The UP2 from the top looks broadly similar to the UP24 that we have previously reviewed, but it is at the bottom where the changes have happened.

It comes in two difference styles, one with a solid band around the wrist, the other (the model we reviewed) has two thin straps. It makes it look much smaller and less obtrusive on the wrist whilst also making more like a bracelet than a fitness tracker.

The colour we tested was turquoise, which is pleasant and a much more interesting colour than the blacks and greys that most other fitness trackers tend to use. It also has an interesting clasp system with just two metal clips containing subtle Jawbone branding.

I prefer this look to the previous Jawbone models as it looks far less clinical and much more subtle when on the wrist. It also has no buttons on it whatsoever, and only three lights that very rarely appear unless you tap the top in a certain way.

Battery Life

The battery life on the UP2 is around 5/6 days which isn’t too bad, although compared to something like the Misfit shine (6 month battery life) it is some way off. However 5 days is enough to not feel that you constantly need to charge it. In fact the only time it has run out of juice was when I went away for the weekend with only 5% battery remaining and didn’t take my charger.

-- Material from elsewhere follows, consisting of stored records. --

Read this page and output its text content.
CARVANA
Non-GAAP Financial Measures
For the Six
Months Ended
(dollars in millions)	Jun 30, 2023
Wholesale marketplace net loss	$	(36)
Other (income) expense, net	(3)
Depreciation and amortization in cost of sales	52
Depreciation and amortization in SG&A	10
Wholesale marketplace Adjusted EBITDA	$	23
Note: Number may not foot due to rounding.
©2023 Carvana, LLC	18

The charger itself is improved from the last version, which was a headphone like socket that you needed to plug the band into. This is much simpler, where you just place the band onto a platform and line up the pins on the charger and and. It is much more solid than the last charger too, which makes it easier to use too.

Performance

The band seems accurate, especially as I find it much more difficult to reach my steps target, which I thought were perhaps a bit too easy to reach with previous models. it does not pick up cycling activity automatically, which is either a good or bad thing depending on what you are using the band for. If you are using it as a pedometer then this is great as it stops inaccuracy, but if you just want to measure wifer activity, then this could be a let down. That being said, it is simple to add the activity afterwards and although this does not add this to the number of steps taken, it adds it to calories burnt.

As well as tracking activity, the band tracks your inactivity both in terms of sleeping patterns and also idle alerts.

With the older bands the sleep recording needed to be be turned on through holding the only button on the device, with this model this is not necessary and instead is done automatically as it recognizes when you are asleep. The accuracy of this is particularly good and I even tested this through not looking at this data until later in the day and when it quantified my sleep at 60% I had spent the morning feeling slightly tired and when it was close to 100% I felt energized.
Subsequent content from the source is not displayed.